Het hof neemt hierbij in aanmerking dat ook alle afspraken omtrent het halen en brengen
van [de minderjarige] , als ook de wijze waarop dit gebeurt, al door de ouders samen waren gemaakt.
In overleg met de GI is besloten dat de vader niet meer alleen brengt en haalt, maar dat de moeder [de minderjarige] zal gaan ophalen uit [woonplaats1] . Verder is het toegestaan dat de broer of zus van [de minderjarige] hem ophaalt, omdat zij ook belangrijke hechtingsfiguren voor hem zijn geworden. Er zijn geen signalen dat dit belastend is voor [de minderjarige] . De vakantieregeling, zoals door de rechtbank is vastgesteld blijft gelden want deze regeling is niet ter beoordeling aan het hof voorgelegd.
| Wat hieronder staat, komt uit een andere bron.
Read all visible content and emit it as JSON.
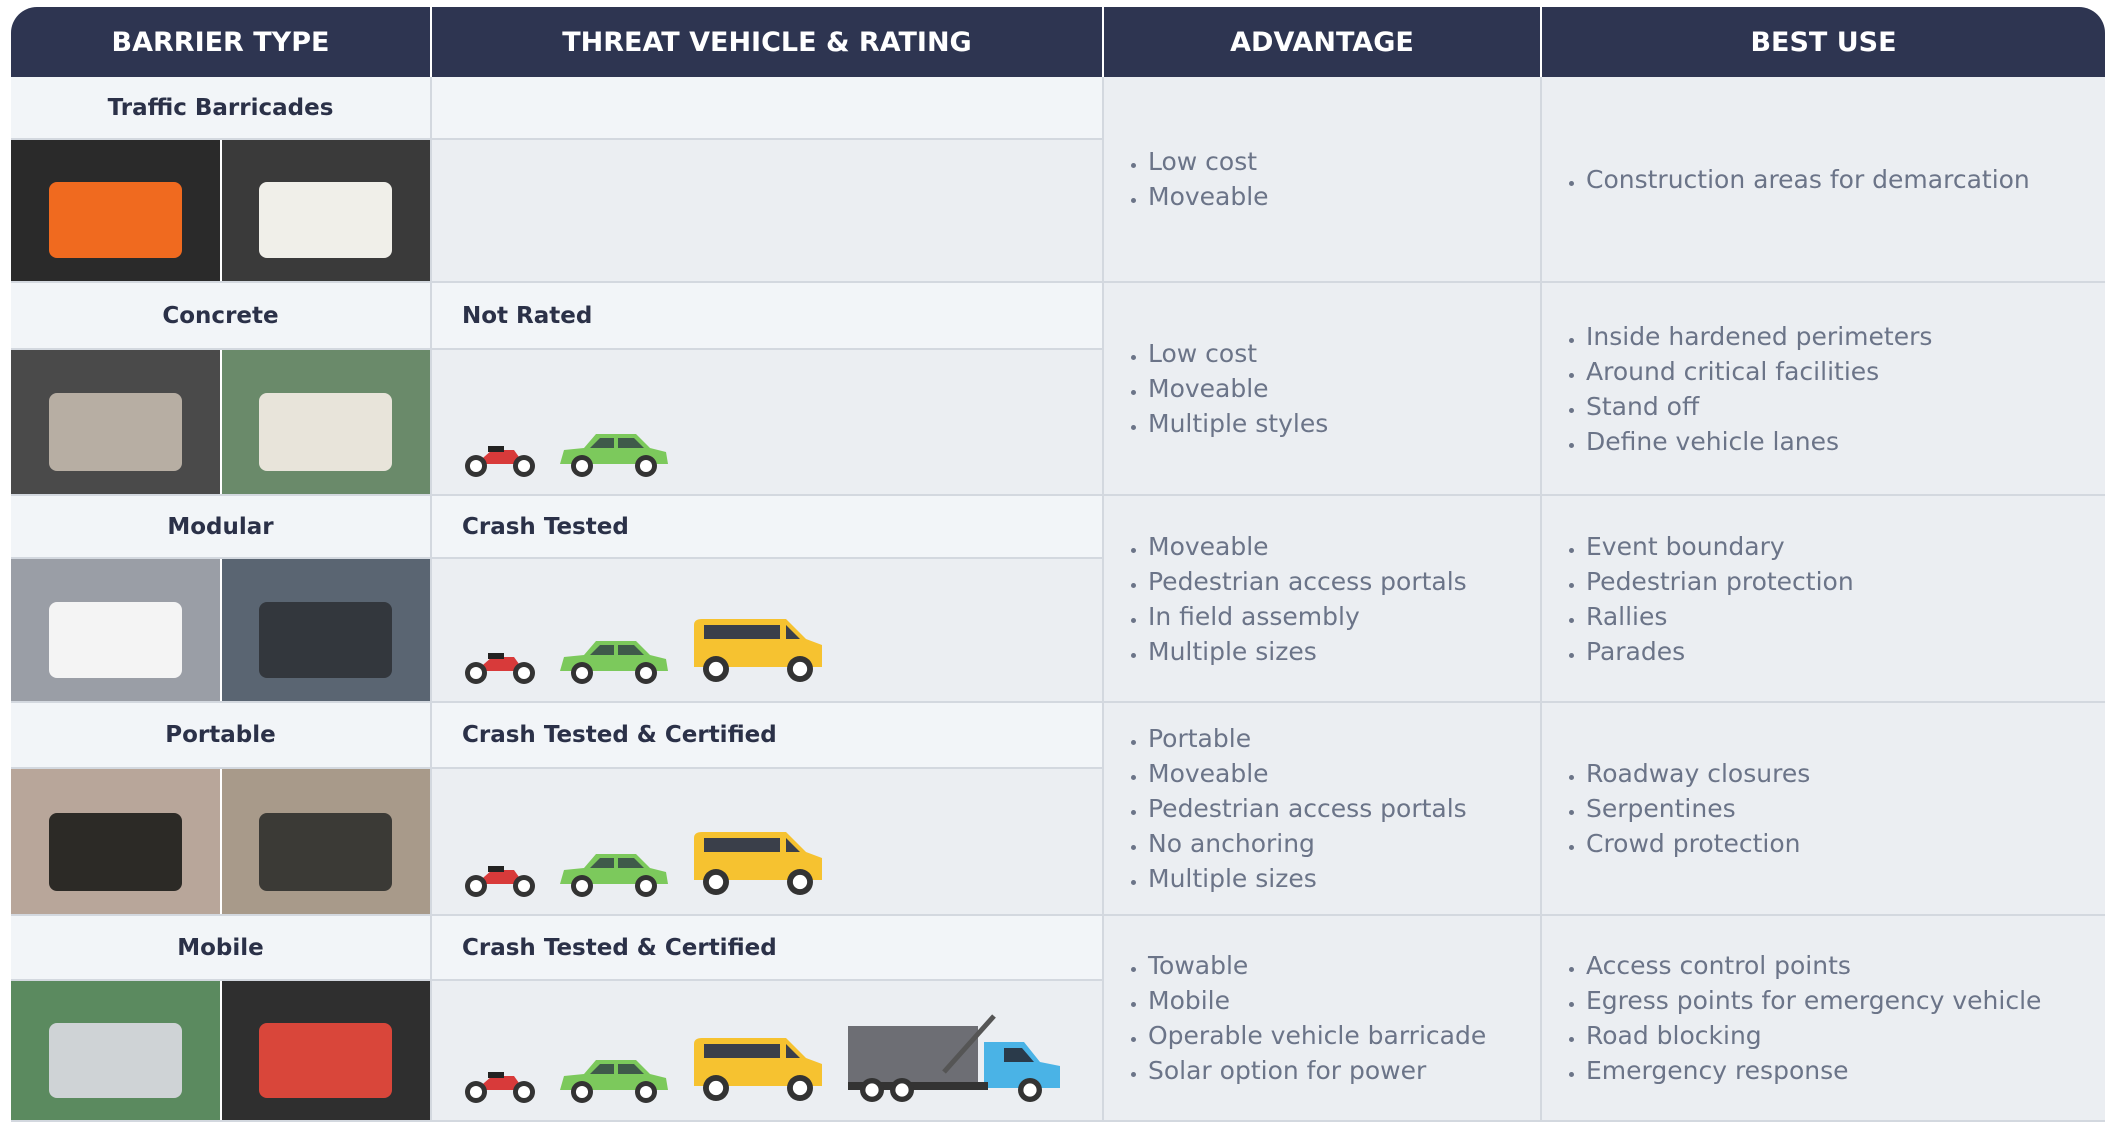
{
  "table": {
    "headers": [
      "BARRIER TYPE",
      "THREAT VEHICLE & RATING",
      "ADVANTAGE",
      "BEST USE"
    ],
    "rows": [
      {
        "barrier_type": "Traffic Barricades",
        "advantages": [
          "Low cost",
          "Moveable"
        ],
        "best_use": [
          "Construction areas for demarcation"
        ]
      },
      {
        "barrier_type": "Concrete",
        "rating": "Not Rated",
        "advantages": [
          "Low cost",
          "Moveable",
          "Multiple styles"
        ],
        "best_use": [
          "Inside hardened perimeters",
          "Around critical facilities",
          "Stand off",
          "Define vehicle lanes"
        ]
      },
      {
        "barrier_type": "Modular",
        "rating": "Crash Tested",
        "advantages": [
          "Moveable",
          "Pedestrian access portals",
          "In field assembly",
          "Multiple sizes"
        ],
        "best_use": [
          "Event boundary",
          "Pedestrian protection",
          "Rallies",
          "Parades"
        ]
      },
      {
        "barrier_type": "Portable",
        "rating": "Crash Tested & Certified",
        "advantages": [
          "Portable",
          "Moveable",
          "Pedestrian access portals",
          "No anchoring",
          "Multiple sizes"
        ],
        "best_use": [
          "Roadway closures",
          "Serpentines",
          "Crowd protection"
        ]
      },
      {
        "barrier_type": "Mobile",
        "rating": "Crash Tested & Certified",
        "advantages": [
          "Towable",
          "Mobile",
          "Operable vehicle barricade",
          "Solar option for power"
        ],
        "best_use": [
          "Access control points",
          "Egress points for emergency vehicle",
          "Road blocking",
          "Emergency response"
        ]
      }
    ]
  }
}
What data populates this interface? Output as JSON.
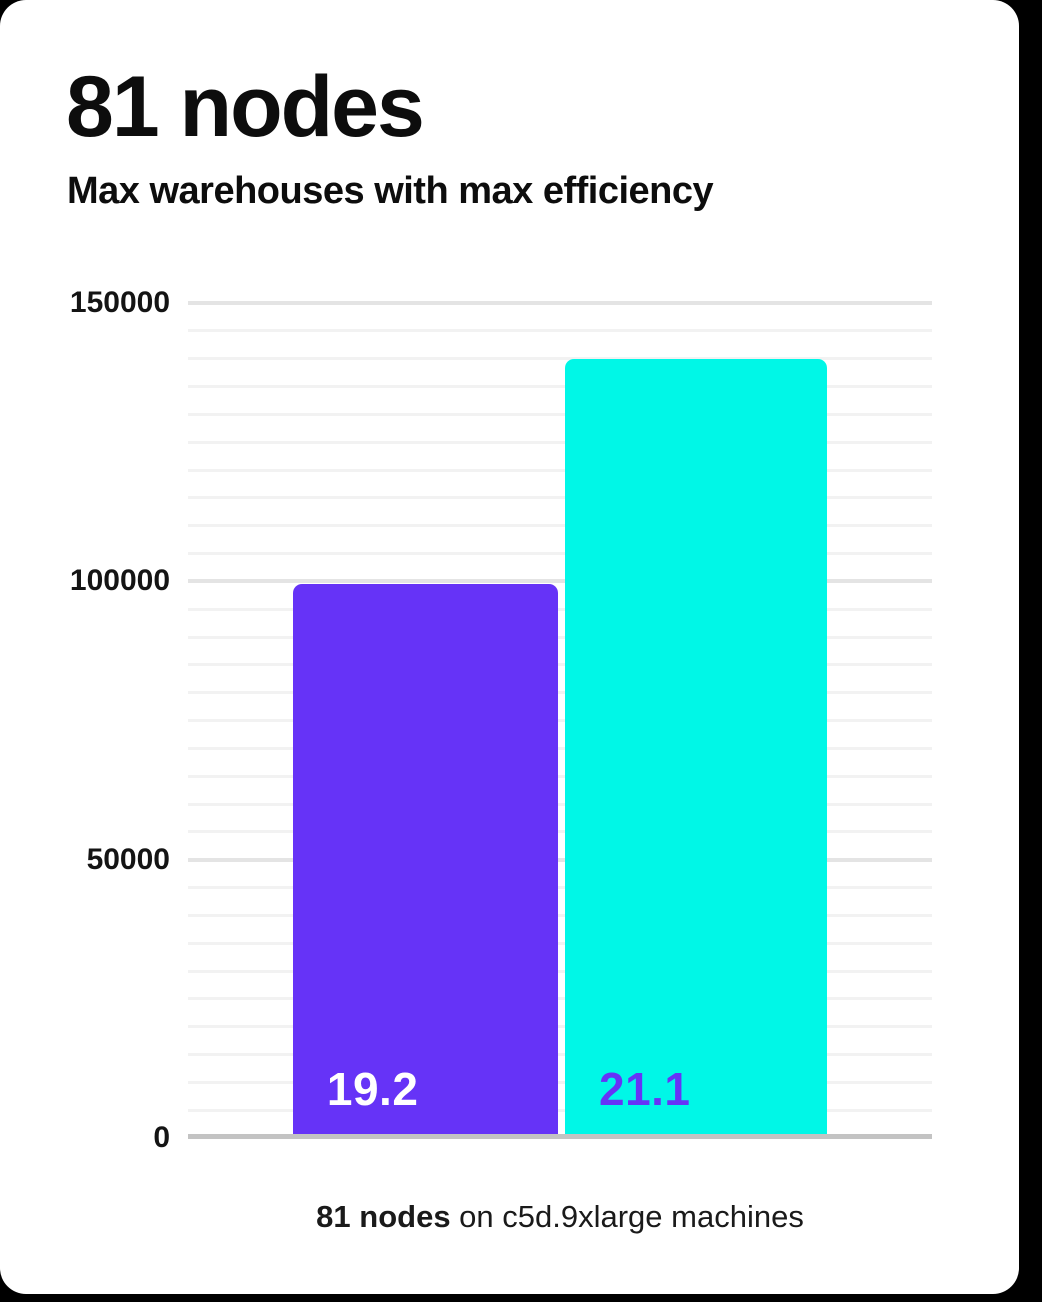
{
  "theme": {
    "page_background": "#000000",
    "card_background": "#ffffff",
    "heading_text_color": "#0d0d0d",
    "tick_text_color": "#141414"
  },
  "header": {
    "title": "81 nodes",
    "subtitle": "Max warehouses with max efficiency"
  },
  "footer": {
    "caption_bold": "81 nodes",
    "caption_rest": " on c5d.9xlarge machines"
  },
  "chart_data": {
    "type": "bar",
    "title": "81 nodes",
    "subtitle": "Max warehouses with max efficiency",
    "xlabel": "",
    "ylabel": "",
    "categories": [
      "19.2",
      "21.1"
    ],
    "values": [
      99500,
      140000
    ],
    "series": [
      {
        "name": "19.2",
        "value": 99500,
        "color": "#6633f7",
        "label_color": "#ffffff"
      },
      {
        "name": "21.1",
        "value": 140000,
        "color": "#00f7e7",
        "label_color": "#6633f7"
      }
    ],
    "ylim": [
      0,
      150000
    ],
    "y_ticks": [
      {
        "value": 0,
        "label": "0"
      },
      {
        "value": 50000,
        "label": "50000"
      },
      {
        "value": 100000,
        "label": "100000"
      },
      {
        "value": 150000,
        "label": "150000"
      }
    ],
    "y_minor_step": 5000,
    "grid": "horizontal, minor lines every 5000, major lines every 50000",
    "legend": "none",
    "colors": {
      "grid_minor": "#f2f2f2",
      "grid_major": "#e4e4e4",
      "axis_line": "#c3c3c3"
    }
  }
}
De ouders dienen daarom de vakanties in onderling overleg gelijkelijk te verdelen op de wijze zoals door de rechtbank bepaald.

6.De slotsom

Op grond van hetgeen hiervoor is overwogen, slaagt de grief van de vader, zodat het hof
de bestreden beschikking zal vernietigen voor zover het de daarin vastgestelde (reguliere) zorgregeling betreft en in zoverre zal beslissen als volgt. De grief van de moeder faalt. Het door de moeder in haar incidenteel hoger beroep verzochte, zal dan ook worden afgewezen.

7.De beslissing

Het hof, beschikkende in het principaal en het incidenteel hoger beroep:
vernietigt de beschikking van de rechtbank Noord-Nederland, locatie Leeuwarden, van 9 juni 2021, voor zover het de daarin vastgestelde (reguliere) zorgregeling betreft vanaf heden en in zoverre opnieuw beschikkende:
stelt met ingang van heden de verdeling van de zorg- en opvoedingstaken tussen de ouders als volgt vast: [de minderjarige] verblijft de ene week vanaf vrijdagmiddag 17.00 uur bij de vader en de andere week vanaf vrijdagmiddag 17.00 uur bij de moeder, waarbij de ouder waar [de minderjarige] zal verblijven verantwoordelijk is voor het halen;
verklaart deze beschikking tot zover uitvoerbaar bij voorraad;
wijst het meer of anders verzochte af.
Deze beschikking is gegeven door mrs. M.P. den Hollander, M.A.F. Veenstra en
B.J. Voerman, bijgestaan door mr. S.C. Lok als griffier, en is op 7 juli 2022 uitgesproken in het openbaar in tegenwoordigheid van de griffier.